Surya Perkasa    •    Senin, 15 Jun 2015 17:15 WIB
menteri agama
Anggota Komisi VIII: Menag Terlalu Sibuk Buat Kontroversi
Khatibul Umum Wiranu. Foto: Atet Dwi Pramadia/MI

Metrotvnews.com, Jakarta: Anggota Komisi VIII DPR Khatibul Umam Wiranu menilai Menteri Agama Lukman Hakim Saifuddin mengabaikan tugas pokok dan fungsinya. Lukman, menurutnya, terlalu sibuk membuat kontroversi dan mencari popularitas.

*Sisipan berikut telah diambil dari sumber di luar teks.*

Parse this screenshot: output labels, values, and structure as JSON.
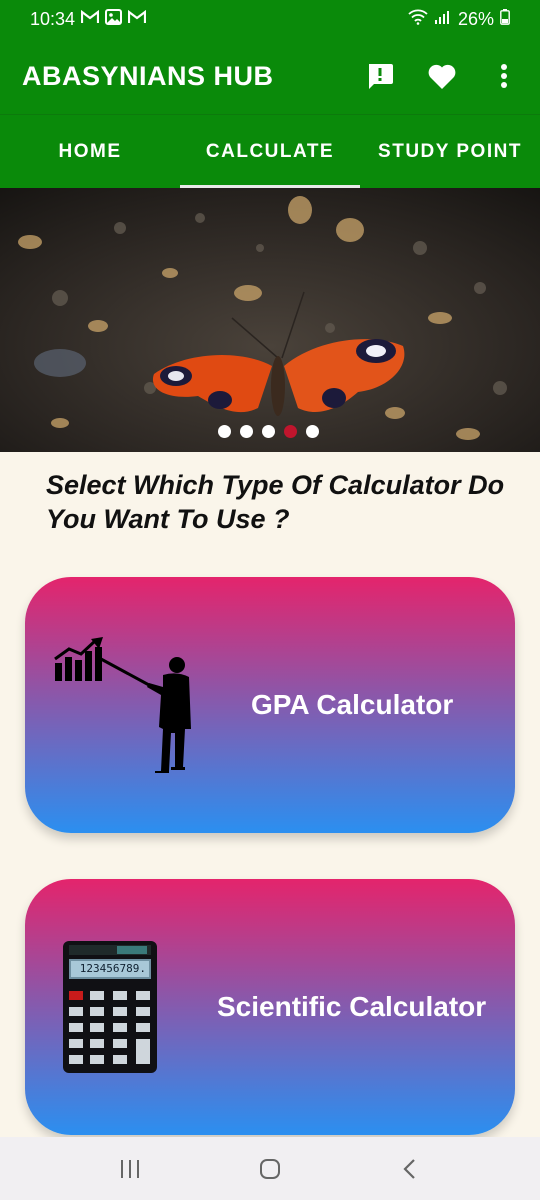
{
  "status": {
    "time": "10:34",
    "battery": "26%",
    "left_icons": [
      "gmail-icon",
      "gallery-icon",
      "gmail-icon"
    ],
    "right_icons": [
      "wifi-icon",
      "signal-icon",
      "battery-icon"
    ]
  },
  "app_bar": {
    "title": "ABASYNIANS HUB",
    "actions": [
      "feedback-icon",
      "favorite-icon",
      "more-vert-icon"
    ]
  },
  "tabs": [
    {
      "label": "HOME",
      "active": false
    },
    {
      "label": "CALCULATE",
      "active": true
    },
    {
      "label": "STUDY POINT",
      "active": false
    }
  ],
  "banner": {
    "slides": 5,
    "active_slide": 4
  },
  "main": {
    "prompt": "Select Which Type Of Calculator Do You Want To Use ?",
    "cards": [
      {
        "label": "GPA Calculator",
        "icon": "presentation-chart-icon"
      },
      {
        "label": "Scientific Calculator",
        "icon": "calculator-icon",
        "display": "123456789."
      }
    ]
  },
  "nav": [
    "recents-icon",
    "home-icon",
    "back-icon"
  ],
  "colors": {
    "app_green": "#0a8a0a",
    "background": "#faf5ea",
    "card_gradient_top": "#e4246c",
    "card_gradient_bottom": "#2b8ff0",
    "dot_active": "#c0152d"
  }
}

Padahal banyak pekerjaan rumah yang belum tuntas. "(Lukman) Memanfaatkan media untuk cari popularitas. Sementara kinerjanya, sangat tidak memuaskan," kata Khatibul, Senin (15/6/2015).

Beberapa tugas Menag seperti peningkatan layanan haji, mutu pendidikan Islam serta kerukunan umat seperti terlupakan. Bahkan Menag terkesan seperti membuat beberapa kontroversi yang tak perlu.

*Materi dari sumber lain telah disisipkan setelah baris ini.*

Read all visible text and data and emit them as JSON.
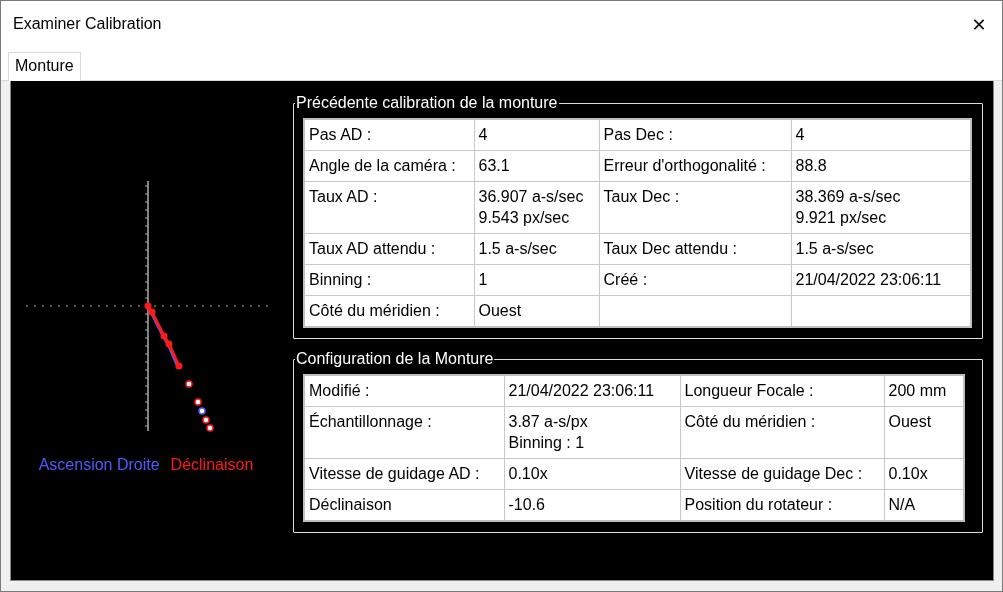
{
  "window": {
    "title": "Examiner Calibration",
    "close": "✕"
  },
  "tabs": [
    {
      "label": "Monture",
      "selected": true
    }
  ],
  "plot": {
    "kind": "picture",
    "legend": [
      {
        "label": "Ascension Droite",
        "color": "#4f5bff"
      },
      {
        "label": "Déclinaison",
        "color": "#ff1a1a"
      }
    ]
  },
  "groups": [
    {
      "title": "Précédente calibration de la monture",
      "rows": [
        [
          "Pas AD :",
          "4",
          "Pas Dec :",
          "4"
        ],
        [
          "Angle de la caméra :",
          "63.1",
          "Erreur d'orthogonalité :",
          "88.8"
        ],
        [
          "Taux AD :",
          "36.907 a-s/sec\n9.543 px/sec",
          "Taux Dec :",
          "38.369 a-s/sec\n9.921 px/sec"
        ],
        [
          "Taux AD attendu :",
          "1.5 a-s/sec",
          "Taux Dec attendu :",
          "1.5 a-s/sec"
        ],
        [
          "Binning :",
          "1",
          "Créé :",
          "21/04/2022 23:06:11"
        ],
        [
          "Côté du méridien :",
          "Ouest",
          "",
          ""
        ]
      ]
    },
    {
      "title": "Configuration de la Monture",
      "rows": [
        [
          "Modifié :",
          "21/04/2022 23:06:11",
          "Longueur Focale :",
          "200 mm"
        ],
        [
          "Échantillonnage :",
          "3.87 a-s/px\nBinning : 1",
          "Côté du méridien :",
          "Ouest"
        ],
        [
          "Vitesse de guidage AD :",
          "0.10x",
          "Vitesse de guidage Dec :",
          "0.10x"
        ],
        [
          "Déclinaison",
          "-10.6",
          "Position du rotateur :",
          "N/A"
        ]
      ]
    }
  ]
}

"Kalau mau membuat wacana kontroversial, sebaiknya belajarlah kepada Munawir Sjadzali (Menteri Agama era Presiden Soeharto). Walaupun banyak ditentang, konsepnya tentang waris membuat semua orang termotivasi untuk belajar," kata politikus Demokrat itu.

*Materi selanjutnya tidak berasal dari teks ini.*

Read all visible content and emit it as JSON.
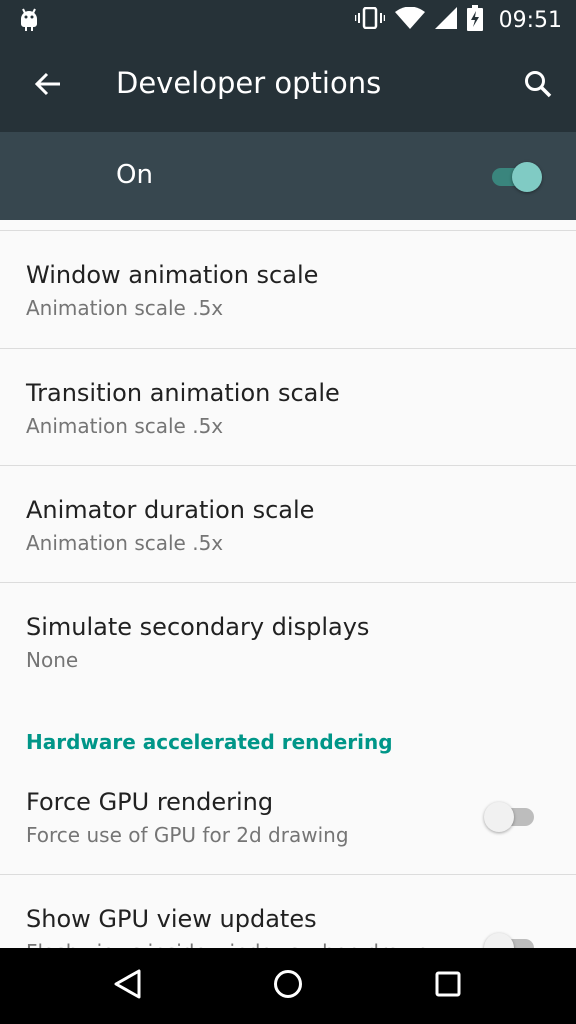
{
  "status_bar": {
    "time": "09:51",
    "icons": [
      "android-icon",
      "vibrate-icon",
      "wifi-icon",
      "signal-icon",
      "battery-charging-icon"
    ]
  },
  "app_bar": {
    "title": "Developer options",
    "back_icon": "arrow-back-icon",
    "search_icon": "search-icon"
  },
  "master_switch": {
    "label": "On",
    "state": "on",
    "accent": "#80cbc4"
  },
  "preferences": [
    {
      "title": "Window animation scale",
      "summary": "Animation scale .5x"
    },
    {
      "title": "Transition animation scale",
      "summary": "Animation scale .5x"
    },
    {
      "title": "Animator duration scale",
      "summary": "Animation scale .5x"
    },
    {
      "title": "Simulate secondary displays",
      "summary": "None"
    }
  ],
  "section": {
    "header": "Hardware accelerated rendering",
    "color": "#009688",
    "items": [
      {
        "title": "Force GPU rendering",
        "summary": "Force use of GPU for 2d drawing",
        "switch": "off"
      },
      {
        "title": "Show GPU view updates",
        "summary": "Flash views inside windows when drawn",
        "switch": "off"
      }
    ]
  },
  "colors": {
    "app_bar": "#263238",
    "master_bar": "#37474f"
  },
  "nav_bar": {
    "buttons": [
      "back-triangle-icon",
      "home-circle-icon",
      "recents-square-icon"
    ]
  }
}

Dia menyarankan Menag lebih fokus menjalankan tugasnya ketimbang melontar pernyataan yang dapat menciptakan kontroversi. Pembenahan dalam struktur kementeriannya pun harus lebih diperhatikan. Sebab, Komisi VIII banyak mendapat laporan adanya penyimpangan di kementerian tersebut.

‎"Minggu lalu, Irjen Kemenag dan BPK RI melaporkan penyimpangan penggunaan anggaran Kemenag kepada Komisi VIII. Hasilnya cukup membuat kami goyang kepala. Pada praktiknya, ada banyak bantuan sosial yang tidak melalui mekanisme yang sebenarnya," kata dia.

Beberapa waktu lalu, Lukman pernah membuat pernyataan dalam akun twitter pribadinya @lukmansaifuddin yang mengatakan menjelang Ramadan orang yang berpuasa harus menghormati orang yang tidak berpuasa dan tidak ada paksaan untuk menutup warung.

Pernyataan Lukman tersebut multitafsir sehingga sejumlah pihak merasa tersinggung. Lukman sudah mengklarifikasinya dengan mengubah isi cuitannya tersebut. "Ada 2 hal yang ingin saya sampaikan lewat twit itu. Pertama; tak perlu ada paksaan untuk menutup warung di bulan puasa. #ubahtwit," ujar Lukman dalam cuitannya.

Pernyataan Menteri Lukman ini langsung dikomentari oleh PPP kubu Djan Faridz. PPP kubu Djan Faridz mengancam memecat Lukman Hakim Saifuddin dari keanggotan di partai berlambang Kakbah tersebut.